Выросла Олимпиада в семье, глава которой, имея пристрастие к азартным играм, – картам, рулетке, скачкам, – быстро просадил не только свое немалое состояние, но и наследство безвольной супруги. Та обожала увлекающегося Федула Зиновьевича и прощала ему все, считая подобные прегрешения еще не самыми худшими мужскими шалостями.
Их единственная дочь, с раннего детства лишенная многого, с завистью смотрела на красивые дорогие куклы и наряды сверстниц. С годами завистливость стала неотъемлемым качеством Липочки, порождавшим неодолимое стремление побольнее уколоть и насолить всякому обладателю того, что было ей недоступно.
Учась в гимназии, девочка страдала от своей, далекой от совершенства, внешности, терявшейся в сравнении со многими соученицами. Еще неоформившаяся, ее фигура не впечатляла, а лицо сильно проигрывало из-за длинного носа с горбинкой, доставшегося в наследство, по-видимому, от деда, отца маменьки, – грузинского князя. Раздражали Липочку и подростковые прыщики, поселившиеся на лбу и подбородке.

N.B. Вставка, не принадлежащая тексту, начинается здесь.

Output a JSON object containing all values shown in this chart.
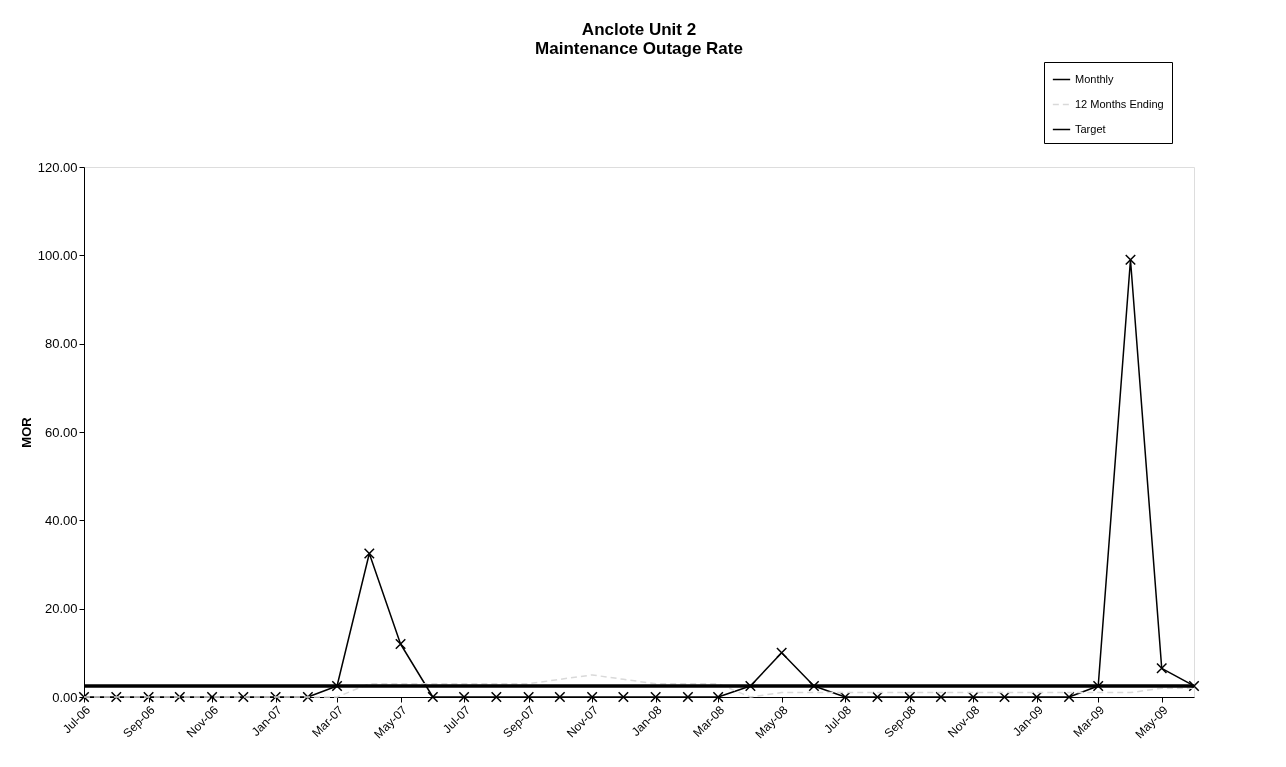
{
  "chart_data": {
    "type": "line",
    "title": "Anclote Unit 2\nMaintenance Outage Rate",
    "ylabel": "MOR",
    "x": [
      "2006-07",
      "2006-08",
      "2006-09",
      "2006-10",
      "2006-11",
      "2006-12",
      "2007-01",
      "2007-02",
      "2007-03",
      "2007-04",
      "2007-05",
      "2007-06",
      "2007-07",
      "2007-08",
      "2007-09",
      "2007-10",
      "2007-11",
      "2007-12",
      "2008-01",
      "2008-02",
      "2008-03",
      "2008-04",
      "2008-05",
      "2008-06",
      "2008-07",
      "2008-08",
      "2008-09",
      "2008-10",
      "2008-11",
      "2008-12",
      "2009-01",
      "2009-02",
      "2009-03",
      "2009-04",
      "2009-05",
      "2009-06"
    ],
    "series": [
      {
        "name": "Monthly",
        "color": "#000000",
        "marker": "cross",
        "line_style": "solid",
        "values": [
          0,
          0,
          0,
          0,
          0,
          0,
          0,
          0,
          2.5,
          32.5,
          12,
          0,
          0,
          0,
          0,
          0,
          0,
          0,
          0,
          0,
          0,
          2.5,
          10,
          2.5,
          0,
          0,
          0,
          0,
          0,
          0,
          0,
          0,
          2.5,
          99,
          6.5,
          2.5
        ]
      },
      {
        "name": "12 Months Ending",
        "color": "#d9d9d9",
        "marker": "none",
        "line_style": "dashed",
        "values": [
          0,
          0,
          0,
          0,
          0,
          0,
          0,
          0,
          0,
          3,
          3,
          3,
          3,
          3,
          3,
          4,
          5,
          4,
          3,
          3,
          3,
          0,
          1,
          1,
          1,
          1,
          1,
          1,
          1,
          1,
          1,
          1,
          1,
          1,
          2,
          2
        ]
      },
      {
        "name": "Target",
        "color": "#000000",
        "marker": "none",
        "line_style": "solid",
        "values": [
          2.5,
          2.5,
          2.5,
          2.5,
          2.5,
          2.5,
          2.5,
          2.5,
          2.5,
          2.5,
          2.5,
          2.5,
          2.5,
          2.5,
          2.5,
          2.5,
          2.5,
          2.5,
          2.5,
          2.5,
          2.5,
          2.5,
          2.5,
          2.5,
          2.5,
          2.5,
          2.5,
          2.5,
          2.5,
          2.5,
          2.5,
          2.5,
          2.5,
          2.5,
          2.5,
          2.5
        ]
      }
    ],
    "xlim": [
      "2006-07",
      "2009-06"
    ],
    "xticks": [
      {
        "value": "2006-07",
        "label": "Jul-06"
      },
      {
        "value": "2006-09",
        "label": "Sep-06"
      },
      {
        "value": "2006-11",
        "label": "Nov-06"
      },
      {
        "value": "2007-01",
        "label": "Jan-07"
      },
      {
        "value": "2007-03",
        "label": "Mar-07"
      },
      {
        "value": "2007-05",
        "label": "May-07"
      },
      {
        "value": "2007-07",
        "label": "Jul-07"
      },
      {
        "value": "2007-09",
        "label": "Sep-07"
      },
      {
        "value": "2007-11",
        "label": "Nov-07"
      },
      {
        "value": "2008-01",
        "label": "Jan-08"
      },
      {
        "value": "2008-03",
        "label": "Mar-08"
      },
      {
        "value": "2008-05",
        "label": "May-08"
      },
      {
        "value": "2008-07",
        "label": "Jul-08"
      },
      {
        "value": "2008-09",
        "label": "Sep-08"
      },
      {
        "value": "2008-11",
        "label": "Nov-08"
      },
      {
        "value": "2009-01",
        "label": "Jan-09"
      },
      {
        "value": "2009-03",
        "label": "Mar-09"
      },
      {
        "value": "2009-05",
        "label": "May-09"
      }
    ],
    "ylim": [
      0,
      120
    ],
    "yticks": [
      {
        "value": 0,
        "label": "0.00"
      },
      {
        "value": 20,
        "label": "20.00"
      },
      {
        "value": 40,
        "label": "40.00"
      },
      {
        "value": 60,
        "label": "60.00"
      },
      {
        "value": 80,
        "label": "80.00"
      },
      {
        "value": 100,
        "label": "100.00"
      },
      {
        "value": 120,
        "label": "120.00"
      }
    ],
    "grid": false,
    "legend": "top right"
  }
}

Единственным украшением лица были лучистые, прекрасной миндалевидной формы, наполненные веселым задором темно-карие глаза, которые никак не выдавали злость и зависть Липочки к счастливицам, пользующимся успехом у противоположного пола и успевшим уже закрутить свои первые романы…

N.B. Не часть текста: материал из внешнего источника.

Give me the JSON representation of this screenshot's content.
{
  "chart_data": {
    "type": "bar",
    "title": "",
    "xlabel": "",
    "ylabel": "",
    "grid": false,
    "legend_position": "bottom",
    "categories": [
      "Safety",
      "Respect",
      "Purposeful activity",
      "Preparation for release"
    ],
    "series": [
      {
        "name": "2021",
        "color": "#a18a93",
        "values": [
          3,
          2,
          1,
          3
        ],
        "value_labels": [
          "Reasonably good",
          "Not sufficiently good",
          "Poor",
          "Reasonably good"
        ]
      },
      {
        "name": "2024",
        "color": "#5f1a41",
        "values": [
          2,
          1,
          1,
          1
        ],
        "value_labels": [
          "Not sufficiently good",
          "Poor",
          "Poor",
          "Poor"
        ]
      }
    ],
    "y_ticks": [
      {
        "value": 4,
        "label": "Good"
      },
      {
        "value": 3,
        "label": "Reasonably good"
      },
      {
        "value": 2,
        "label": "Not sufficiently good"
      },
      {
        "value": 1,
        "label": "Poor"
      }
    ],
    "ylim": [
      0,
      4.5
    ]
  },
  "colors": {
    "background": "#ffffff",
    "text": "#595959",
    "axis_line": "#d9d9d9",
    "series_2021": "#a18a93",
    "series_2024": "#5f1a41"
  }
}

Сколько горьких минут испытала она на гимназических балах, когда приходилось танцевать с такой же невзрачной подружкой: обеими пренебрегали кавалеры, приглашенные из соседней мужской гимназии.
За все годы учебы, как и в дальнейшем, девушка не услышала и не прочла ни единого слова признания в любви. Зато не было счету насмешливым прозвищам и желчным эпитетам, достававшимся от нее соученицам и их поклонникам…
Непривлекательная бесприданница тще-тно ожидала сватовства. Но, как ни старалась опытная сваха, на пересидевшую в девицах Липочку охотников не находилось. И лишь благодаря активным стараниям очень тем огорченной маменьки, дочь все же удалось выдать за дальнего родственника шурина, семидесятидвухлетнего бездетного вдовца.
Жених оказался не только в неприлично солидных летах, но и весьма неказист. Однако после уговоров маменьки и тетушек двадцатисемилетняя Олимпиада, решив, что на безрыбье и рак – рыба, все же согласилась обвенчаться с жалким старикашкой, как она стала называть суженого. Брак свой невеста полагала неравным: разве могли сравниться с древним княжеским родом, к которому принадлежала она, какие-то выскочки, получившие дворянский титул в екатерининские времена! К тому же сравнительно невысокий чин надворного советника в отставке не придавал Колдобину Демьяну Флегонтовичу дополнительных достоинств. Правда, чего не отнять, он был неглуп, скромен и пользовался уважением в обществе.